Об изысканных мелочах
Функциональную вещь сделать сложнее. Прекрасный керамист Николай Туркин, безвременно ушедший от нас в этом году, говорил: «Можно сколько угодно выпендриваться и говорить о высоком, а ты сделай сначала хороший чайник или хорошую чашку, после этого с тобой как художником поговорим». Современный зритель настолько искушён и пресыщен, что его необходимо удивлять. Всё неудивительное он приобретёт и без нас. А нам осталось удивительное и трогательное! Изысканные мелочи — это мой ответ взыскательному покупателю, который хочет сделать уникальный, ни на что не похожий и трогательный подарок.
Или как-то для себя запечатлеть своё чувство.

«
Изысканные мелочи — это мой ответ взыскательному покупателю, который хочет сделать уникальный, ни на что не похожий и трогательный подарок

»
О «Ламбаде»
На каждую ярмарку зову с собой коллег-художников, и у меня получается небольшая галерея. Вот и на 28-29 декабря пригласила Хелену Хлендовскую и Светлану Могутину. А на ярмарку попала из любопытства — посмотреть на марку «Конечно». Очень понравился дух и настроение ярмарки. Очень понравилось большое количество молодых людей. Они никогда и ни за что не увидят то, что мы можем делать, если мы сами к ним не придём, потому что мы с ними непересекающиеся реальности. В данном случае мы — московские профессиональные художники-прикладники.

Сначала даже хотела делать специальные «молодёжные» серии, но оказалось, что они не нужны! Мой обычный «тираж» нашёл здесь своего зрителя и покупателя.
О покупателях
На каждом маркете выслушиваешь столько тёплых слов! «Наш» человек начинает улыбаться издали, едва завидев стол. Потом подходит, останавливается, долго рассматривает, не переставая улыбаться, поднимает глаза на авторов и начинает говорить тёплые слова. И так один человек за другим. Раз-два в год — отрадная психотерапия. Очень хочется продолжать делать этим людям хорошо, тем более что я знаю как!

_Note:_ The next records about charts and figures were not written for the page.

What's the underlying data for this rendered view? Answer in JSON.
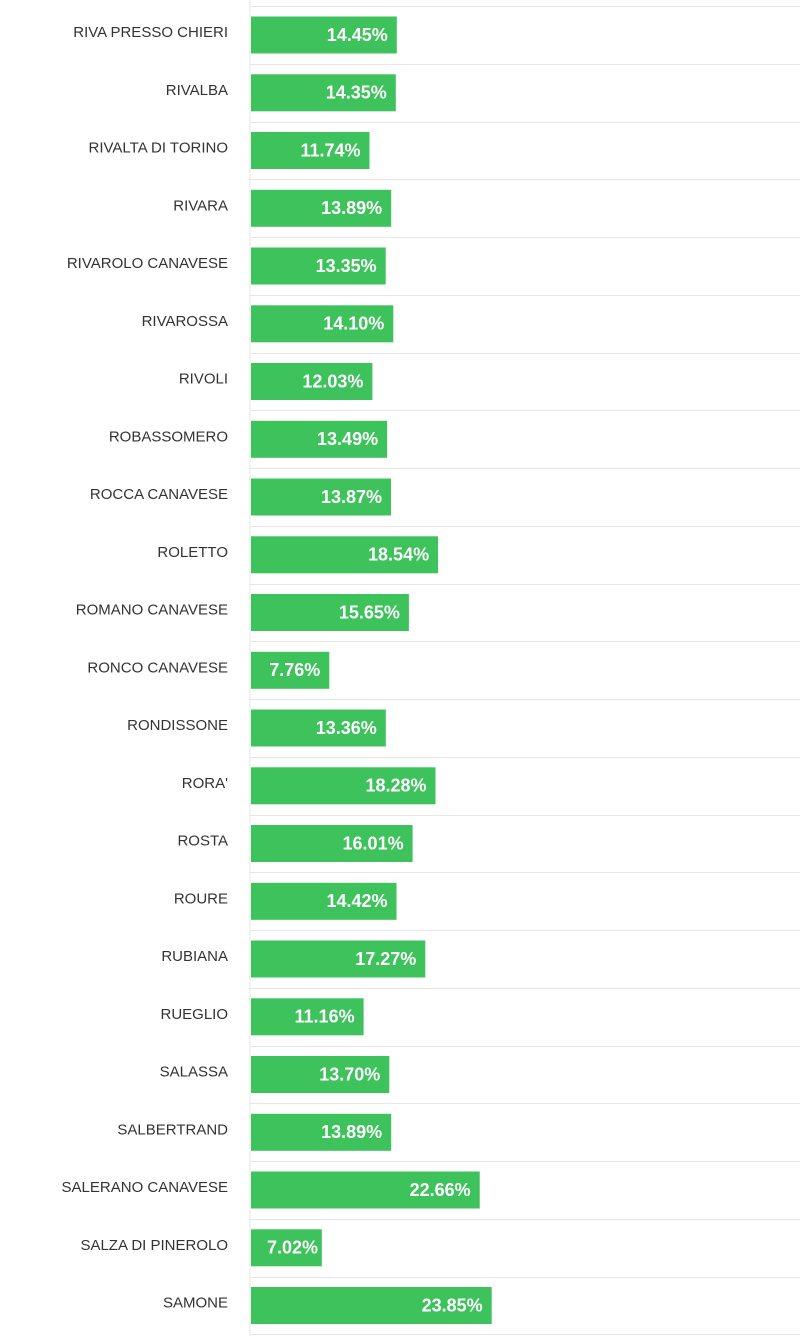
{
  "chart_data": {
    "type": "bar",
    "orientation": "horizontal",
    "categories": [
      "RIVA PRESSO CHIERI",
      "RIVALBA",
      "RIVALTA DI TORINO",
      "RIVARA",
      "RIVAROLO CANAVESE",
      "RIVAROSSA",
      "RIVOLI",
      "ROBASSOMERO",
      "ROCCA CANAVESE",
      "ROLETTO",
      "ROMANO CANAVESE",
      "RONCO CANAVESE",
      "RONDISSONE",
      "RORA'",
      "ROSTA",
      "ROURE",
      "RUBIANA",
      "RUEGLIO",
      "SALASSA",
      "SALBERTRAND",
      "SALERANO CANAVESE",
      "SALZA DI PINEROLO",
      "SAMONE"
    ],
    "values": [
      14.45,
      14.35,
      11.74,
      13.89,
      13.35,
      14.1,
      12.03,
      13.49,
      13.87,
      18.54,
      15.65,
      7.76,
      13.36,
      18.28,
      16.01,
      14.42,
      17.27,
      11.16,
      13.7,
      13.89,
      22.66,
      7.02,
      23.85
    ],
    "value_labels": [
      "14.45%",
      "14.35%",
      "11.74%",
      "13.89%",
      "13.35%",
      "14.10%",
      "12.03%",
      "13.49%",
      "13.87%",
      "18.54%",
      "15.65%",
      "7.76%",
      "13.36%",
      "18.28%",
      "16.01%",
      "14.42%",
      "17.27%",
      "11.16%",
      "13.70%",
      "13.89%",
      "22.66%",
      "7.02%",
      "23.85%"
    ],
    "title": "",
    "xlabel": "",
    "ylabel": "",
    "xlim": [
      0,
      54.5
    ],
    "grid": true,
    "legend": "none",
    "bar_color": "#3dc25c",
    "grid_color": "#e6e6e6",
    "label_color": "#333333",
    "value_label_color": "#ffffff"
  }
}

Но самый запомнившийся покупатель был очень давно, в юности, на молодёжной выставке. Я тогда еще писала картины, и картина была безумная — довольно большой портрет на брейгелевском зимнем фоне, бабушка с тёмно-красным абстрактным лицом, в шапке высокой, как Вавилонская башня, с диагональным рисунком, как тогда вязали. Нина, инженер, нашла меня и умоляла продать эту страшную старуху. Предлагала цену — свою месячную зарплату. Я высокомерно отвечала, что не могу разрушить прямо сейчас экспозицию молодёжной выставки. Но друзья объяснили, что, наоборот, я должна просто немедленно это сделать. Нина была счастлива. Такова страсть коллекционера! Я эту страсть очень уважаю и сама стараюсь покупать у друзей понравившиеся мне работы.